Par ailleurs, et tout au long de l'année 2014, une campagne d'affichage intitulée « Merci Australia » se déploiera dans toutes les grandes villes australiennes, pour rendre hommage à ceux de 14, ceux au sujet desquels Charles Bean, correspondant de guerre australien officiel, devenu historien, disait : « Il n'y a rien qui puisse changer ce que ces hommes ont fait. [...] Il n'y a rien qui puisse amoindrir la gloire de leurs actes. Elle s'élève au-dessus de la nuit des temps ».
Oui, ces hommes étaient des héros. Ils venaient d'une Nation qui fut l'une des rares à avoir refusé la conscription. Ils étaient des volontaires.

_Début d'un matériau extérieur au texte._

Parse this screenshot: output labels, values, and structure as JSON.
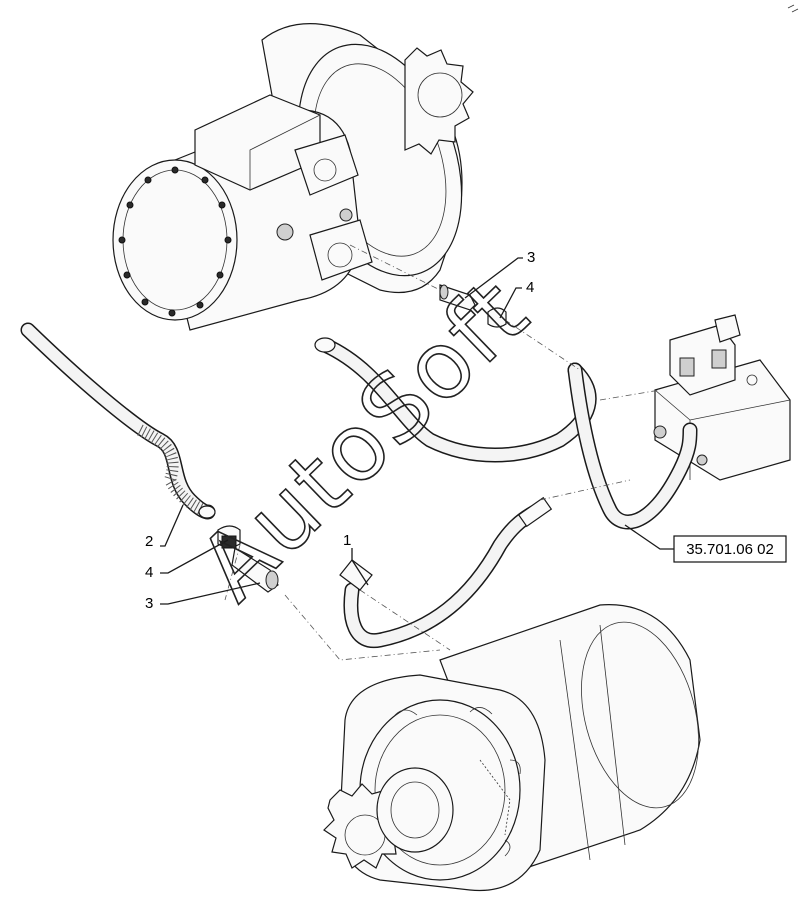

Je pense à Albert Jacka, le premier soldat australien à avoir reçu la croix de Victoria en récompense de sa bravoure et de son dévouement pendant la campagne de Gallipoli. Albert Jacka qui rejoignit ensuite le front de l'ouest et participa à la bataille de Pozières.
Je pense à Thomas Richmond Baker, engagé à 18 ans, en juin 1915. A 18 ans, lui aussi était volontaire. Intégré au 16e Bataillon, il fut plongé dans la Bataille de la Somme en 1916.
Je pense aussi à Elisabeth Pearl Corkhill qui, après avoir fait un stage d'infirmière à Sydney, s'engagea à 28 ans dans le service d'infirmerie de l'Armée australienne en juin 1915 et consacra plusieurs années de sa vie à soigner ses camarades venus d'Australie et d'ailleurs, blessés au front.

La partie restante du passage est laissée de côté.